FULFILLING OF VOWS: Devotees throng temple at seven-day ceremony for blessings from revered Goddess

BUTTERWORTH: ABOUT 100,000 strong crowd -- largely made up of Hindu devotees, while people of other faiths included locals and tourists from  Indonesia, Singapore, Thailand, Sri Lanka, Nepal and India -- thronged the Arulmigu Sree Maha Mariamman Devasthanam temple for the annual seven-day fire-walking festival here recently.

The festival started with a fire-walking ritual at Jalan Mengkuang, where some 3,000 devotees walked over a 7m long and 2m wide poo-kuli (fire pit).

This fire-walking tradition in Butterworth has been practiced for over a century and always held on a Monday.

On Tuesday, more than 5,000 devotees, including the local Chinese and foreigners, fulfilled their vows by carrying decorated kavadis, paal kudams'(milk pots), agni satee (pot of burning fire), shaving their heads bald, performing the angga paravesam (rolling on the floor), carrying the maa vilakku (lighted lamp made of flour) and performing the madi pitchai (fulfilling vows by asking for alms).

Temple chairman Parthiban Sanderasaggaran said 10 days prior to the fire-walking ritual, the kodi yaettram (flag-raising ceremony) signified the start of the festival.

"Hindus celebrating the festival will adhere to a strict vegetarian diet for at least 21 days.

"The celebration is the longest and second largest Hindu event in the state," he said.

Parthiban said the festival has been celebrated at the same place for more than 140 years.

He said that to mark the festival, a four-day cultural drama and stage show was held at the Dewan Sree Mariamman in Jalan Mengkuang.

The temple management, with the cooperation and sponsorship from Maxis, also distributed hampers and RM100 cash to 69 students, who had excelled at the PMR, SPM and STPM examinations on the second day of the festival.

Present at the ceremony were state deputy Chief Minister II cum Penang Hindu Endowment Board chairman Professor Dr P. Ramasamy, Bagan Dalam assemblyman A. Thanasekaran, Bagan Jermal assemblyman Lim Hock Seng and representatives from Maxis.

On the third day, the silver chariot bearing the statue of the deity Arulmigu Sree Maha Mariamman was taken on a 20km procession around the northern part of the town.

Then on the fifth day, the procession went around the southern part of the town, covering some 30km.

Thousands of devotees made offerings consisting fruits, flowers, incense sticks, burned camphor and perfumed joss-sticks when lining the streets to offer prayers and receive blessings from the seaside Amman (as she is fondly referred to), as the chariot passed through the town on both days.

Devotees, well-wishers, businessmen and women, especially from the Chinese community in Jalan Raja Uda, broke thousands of coconuts on the streets as a symbol of cleansing to pave the way for the chariot to pass.

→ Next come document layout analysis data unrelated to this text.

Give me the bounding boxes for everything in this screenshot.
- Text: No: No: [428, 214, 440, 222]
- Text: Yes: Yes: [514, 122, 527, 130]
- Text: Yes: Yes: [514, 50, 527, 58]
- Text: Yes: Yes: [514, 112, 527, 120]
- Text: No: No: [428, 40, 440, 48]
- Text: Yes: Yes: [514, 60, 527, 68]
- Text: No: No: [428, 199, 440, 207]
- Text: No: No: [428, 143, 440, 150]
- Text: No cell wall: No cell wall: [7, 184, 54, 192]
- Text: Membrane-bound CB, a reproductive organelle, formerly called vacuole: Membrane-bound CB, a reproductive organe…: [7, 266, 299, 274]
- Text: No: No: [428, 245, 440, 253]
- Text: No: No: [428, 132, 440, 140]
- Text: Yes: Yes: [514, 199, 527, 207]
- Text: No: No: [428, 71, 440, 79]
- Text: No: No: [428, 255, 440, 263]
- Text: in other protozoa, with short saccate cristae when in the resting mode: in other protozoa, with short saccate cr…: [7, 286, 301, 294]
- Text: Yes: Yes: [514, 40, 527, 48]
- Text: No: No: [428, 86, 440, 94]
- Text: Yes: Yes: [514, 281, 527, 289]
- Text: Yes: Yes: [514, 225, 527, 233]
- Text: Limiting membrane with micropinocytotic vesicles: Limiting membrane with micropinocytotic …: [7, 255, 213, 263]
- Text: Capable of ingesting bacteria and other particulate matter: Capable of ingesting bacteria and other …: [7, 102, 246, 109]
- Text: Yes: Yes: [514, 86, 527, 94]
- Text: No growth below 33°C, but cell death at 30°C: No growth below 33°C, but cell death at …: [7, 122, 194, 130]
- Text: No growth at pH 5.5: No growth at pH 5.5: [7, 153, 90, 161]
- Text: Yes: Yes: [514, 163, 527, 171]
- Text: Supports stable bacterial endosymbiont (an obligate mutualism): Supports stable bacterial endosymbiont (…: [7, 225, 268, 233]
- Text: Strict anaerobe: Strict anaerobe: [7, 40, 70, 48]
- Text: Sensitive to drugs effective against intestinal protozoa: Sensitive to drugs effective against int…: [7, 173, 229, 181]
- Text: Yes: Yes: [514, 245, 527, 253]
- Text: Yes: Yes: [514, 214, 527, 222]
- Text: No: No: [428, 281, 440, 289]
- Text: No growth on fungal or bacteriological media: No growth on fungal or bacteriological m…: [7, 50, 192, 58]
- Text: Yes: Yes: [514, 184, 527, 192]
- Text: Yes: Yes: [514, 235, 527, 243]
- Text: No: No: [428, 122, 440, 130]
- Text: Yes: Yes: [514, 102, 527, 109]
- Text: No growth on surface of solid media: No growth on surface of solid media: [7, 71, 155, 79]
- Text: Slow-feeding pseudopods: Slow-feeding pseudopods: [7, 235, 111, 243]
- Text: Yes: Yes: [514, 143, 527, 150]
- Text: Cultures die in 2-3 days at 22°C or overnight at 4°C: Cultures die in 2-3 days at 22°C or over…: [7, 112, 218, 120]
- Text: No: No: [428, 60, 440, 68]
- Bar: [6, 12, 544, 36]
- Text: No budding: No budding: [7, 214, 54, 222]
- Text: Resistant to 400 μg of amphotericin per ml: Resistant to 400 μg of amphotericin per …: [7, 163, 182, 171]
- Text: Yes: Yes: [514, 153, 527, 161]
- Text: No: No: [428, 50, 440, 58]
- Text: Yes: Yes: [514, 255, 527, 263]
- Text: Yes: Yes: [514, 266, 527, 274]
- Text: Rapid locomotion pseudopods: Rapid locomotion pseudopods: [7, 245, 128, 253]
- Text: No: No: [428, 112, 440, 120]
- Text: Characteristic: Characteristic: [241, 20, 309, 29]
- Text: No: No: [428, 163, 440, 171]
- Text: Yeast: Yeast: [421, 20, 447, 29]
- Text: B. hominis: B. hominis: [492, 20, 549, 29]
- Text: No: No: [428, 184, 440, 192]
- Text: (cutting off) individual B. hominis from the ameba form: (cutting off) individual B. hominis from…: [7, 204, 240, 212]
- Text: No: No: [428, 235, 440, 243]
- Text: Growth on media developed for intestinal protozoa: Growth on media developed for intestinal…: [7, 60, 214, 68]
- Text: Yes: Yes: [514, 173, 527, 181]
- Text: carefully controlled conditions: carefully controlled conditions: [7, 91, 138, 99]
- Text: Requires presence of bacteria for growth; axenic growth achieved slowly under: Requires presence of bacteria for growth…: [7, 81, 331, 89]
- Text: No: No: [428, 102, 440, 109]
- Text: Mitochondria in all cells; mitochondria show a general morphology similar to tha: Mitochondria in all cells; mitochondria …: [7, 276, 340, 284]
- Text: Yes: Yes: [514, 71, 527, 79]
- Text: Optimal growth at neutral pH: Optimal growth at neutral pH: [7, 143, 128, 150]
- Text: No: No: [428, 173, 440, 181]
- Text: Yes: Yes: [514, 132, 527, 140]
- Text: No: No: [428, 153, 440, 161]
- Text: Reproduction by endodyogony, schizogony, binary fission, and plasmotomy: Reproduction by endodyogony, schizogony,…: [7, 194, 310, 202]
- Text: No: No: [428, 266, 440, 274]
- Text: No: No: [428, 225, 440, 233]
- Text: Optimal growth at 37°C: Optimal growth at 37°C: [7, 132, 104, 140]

Vegetarian food was served for breakfast, lunch and dinner at the temple and at the many thanneer panthals (refreshments centres) around town throughout the week.

The festival ended with the goddess being carried by devotees on a specially decorated dais to the Sree Sithi Vinayagar temple about a kilometre away at Jalan Bagan Luar before heading back to the Arulmigu Sree Maha Mariamman Devasthanam temple.

The fire-walking pitch being prepared by burning mangrove logs. Pics by K. Kandiah

Devotees dressed in saffron clothing waiting to participate in the fire-walking ritual at the Jalan Mengkuang pitch in Butterworth.

Devotees with small milk pots pinned to their bodies pulling the ‘ratham’ (chariot) to fulfil their vow.

The Penang Port Indian Cultural Society’s ‘Thaneer Panthal’ (refreshment centre) served vegetarian food to devotees and the public during the festival.

Volunteers begin preparations for the fire-walking ceremony.